What is it? Not the “ubiquitous computing” I first imagined. Marginally handy in some ways, possibly more risky in others, e.g. if forget to exit on one machine (e.g. at work) then will it be accessible on another machine (e.g. at home or remote location)? An in any case, how sustainable will it be? My recent experience with Adobe CS Review makes me slightly wary…
What I expected was something more like the Kindle model, where I could install apps on as many devices as I wished, albeit with reduced functionality on weaker devices, and to have only one project open at a time, identically visible (apart from synch-delay) on all of those devices (maybe auto-branching where synch failed, with expectation of future manual pruning/re-synching).
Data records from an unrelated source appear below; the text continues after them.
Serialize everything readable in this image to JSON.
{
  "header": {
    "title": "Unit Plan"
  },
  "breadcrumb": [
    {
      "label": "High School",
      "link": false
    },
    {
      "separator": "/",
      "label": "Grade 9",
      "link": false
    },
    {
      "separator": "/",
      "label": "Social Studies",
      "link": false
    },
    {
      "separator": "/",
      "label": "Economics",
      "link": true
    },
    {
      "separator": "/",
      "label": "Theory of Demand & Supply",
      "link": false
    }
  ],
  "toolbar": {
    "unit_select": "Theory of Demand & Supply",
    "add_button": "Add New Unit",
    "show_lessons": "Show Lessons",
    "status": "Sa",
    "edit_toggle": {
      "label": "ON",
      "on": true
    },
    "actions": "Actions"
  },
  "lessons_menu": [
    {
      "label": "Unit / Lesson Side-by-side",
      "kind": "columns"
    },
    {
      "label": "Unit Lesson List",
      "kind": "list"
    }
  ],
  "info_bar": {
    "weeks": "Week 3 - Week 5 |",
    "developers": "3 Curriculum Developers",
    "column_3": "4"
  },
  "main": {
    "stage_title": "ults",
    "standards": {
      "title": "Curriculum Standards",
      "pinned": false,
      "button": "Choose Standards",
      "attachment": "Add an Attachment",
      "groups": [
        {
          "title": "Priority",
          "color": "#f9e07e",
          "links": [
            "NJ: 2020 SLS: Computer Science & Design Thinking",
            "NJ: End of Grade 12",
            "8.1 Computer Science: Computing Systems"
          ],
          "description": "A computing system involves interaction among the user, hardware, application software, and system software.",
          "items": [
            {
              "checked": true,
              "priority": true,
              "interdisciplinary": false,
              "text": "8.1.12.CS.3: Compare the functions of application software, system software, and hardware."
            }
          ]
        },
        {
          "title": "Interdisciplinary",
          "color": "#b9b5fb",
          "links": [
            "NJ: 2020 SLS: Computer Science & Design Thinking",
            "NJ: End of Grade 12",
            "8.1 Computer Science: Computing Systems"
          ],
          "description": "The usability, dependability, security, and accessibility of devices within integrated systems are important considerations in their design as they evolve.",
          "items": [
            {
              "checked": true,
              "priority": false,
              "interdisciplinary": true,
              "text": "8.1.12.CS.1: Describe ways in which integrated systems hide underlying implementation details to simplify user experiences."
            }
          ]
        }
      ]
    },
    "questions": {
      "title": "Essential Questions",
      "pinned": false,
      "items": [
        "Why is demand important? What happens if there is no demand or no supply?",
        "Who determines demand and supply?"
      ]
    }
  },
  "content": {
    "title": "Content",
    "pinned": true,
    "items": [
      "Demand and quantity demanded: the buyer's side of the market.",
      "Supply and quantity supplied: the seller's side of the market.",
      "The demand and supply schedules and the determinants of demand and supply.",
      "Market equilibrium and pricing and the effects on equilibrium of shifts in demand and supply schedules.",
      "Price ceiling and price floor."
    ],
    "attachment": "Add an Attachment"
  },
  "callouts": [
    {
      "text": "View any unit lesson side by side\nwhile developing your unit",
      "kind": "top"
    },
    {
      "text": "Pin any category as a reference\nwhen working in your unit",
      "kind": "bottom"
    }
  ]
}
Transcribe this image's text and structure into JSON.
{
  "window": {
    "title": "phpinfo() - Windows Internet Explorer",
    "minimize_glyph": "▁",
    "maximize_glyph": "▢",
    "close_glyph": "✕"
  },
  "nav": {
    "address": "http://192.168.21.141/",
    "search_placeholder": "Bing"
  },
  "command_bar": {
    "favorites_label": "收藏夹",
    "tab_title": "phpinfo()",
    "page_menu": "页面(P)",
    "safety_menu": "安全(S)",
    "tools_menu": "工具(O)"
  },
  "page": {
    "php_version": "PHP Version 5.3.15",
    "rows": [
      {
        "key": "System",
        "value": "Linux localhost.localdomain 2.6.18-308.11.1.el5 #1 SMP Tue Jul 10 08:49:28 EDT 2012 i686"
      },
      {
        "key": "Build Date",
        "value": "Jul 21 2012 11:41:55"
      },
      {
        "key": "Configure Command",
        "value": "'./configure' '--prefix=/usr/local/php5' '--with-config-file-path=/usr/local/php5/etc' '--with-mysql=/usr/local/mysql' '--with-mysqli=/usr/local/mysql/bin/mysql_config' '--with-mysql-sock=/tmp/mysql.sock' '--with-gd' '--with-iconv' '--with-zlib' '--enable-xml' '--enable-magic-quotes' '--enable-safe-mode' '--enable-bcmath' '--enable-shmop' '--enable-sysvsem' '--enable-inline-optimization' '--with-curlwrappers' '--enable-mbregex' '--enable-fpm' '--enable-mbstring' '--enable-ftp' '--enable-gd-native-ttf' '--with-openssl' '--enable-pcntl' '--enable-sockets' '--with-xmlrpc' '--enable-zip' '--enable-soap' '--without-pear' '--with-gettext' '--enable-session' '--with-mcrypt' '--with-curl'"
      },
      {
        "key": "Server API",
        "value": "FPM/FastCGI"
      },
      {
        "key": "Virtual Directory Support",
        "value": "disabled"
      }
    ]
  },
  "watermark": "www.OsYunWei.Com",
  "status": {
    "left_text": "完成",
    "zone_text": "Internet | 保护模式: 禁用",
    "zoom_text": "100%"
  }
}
Then there’s rendering – I’d expect that not to be counted as “usage”, instead usage should be actual user-interaction. The technical model could be a thin client for user interface, sending commands to processing engines (wherever, even on another machine, e.g. to run a muti-core / CUDA desktop from ipad or iphone) and at the same time “approval requests” to Adobe Central, but with some degree of “benefit of the doubt” time-window so as not to delay responsiveness of the application. They could then even respond to attempted beyond-licence actions with piecemeal license-extension options, e.g. “Provided you pay in next working day or two for temporary additional subscription” option (defaulters get credit score reduced). Why let inflexibility get in the way of capitalism?
Unfortunately, in the words of REM, “that was just a dream”. Instead activation is restricted virtually to the same degree as the non-cloud variety, that is to two computers (main & backup or work & home etc). The only extra freedom is that the two computers need not be the same operating system – e.g. can be mac and windows – a nuisance restriction of the traditional non-cloud model. And rendering counts as usage.
It is possible to deactivate one of these computers and reactivate on another but if this happens “too frequently” then a call to Adobe’s support office is required. It’s slightly more complicated in practice but that’s the essence of it.
Might give it a try though. Like I said, it could be marginally handy, and marginal is better than nothing.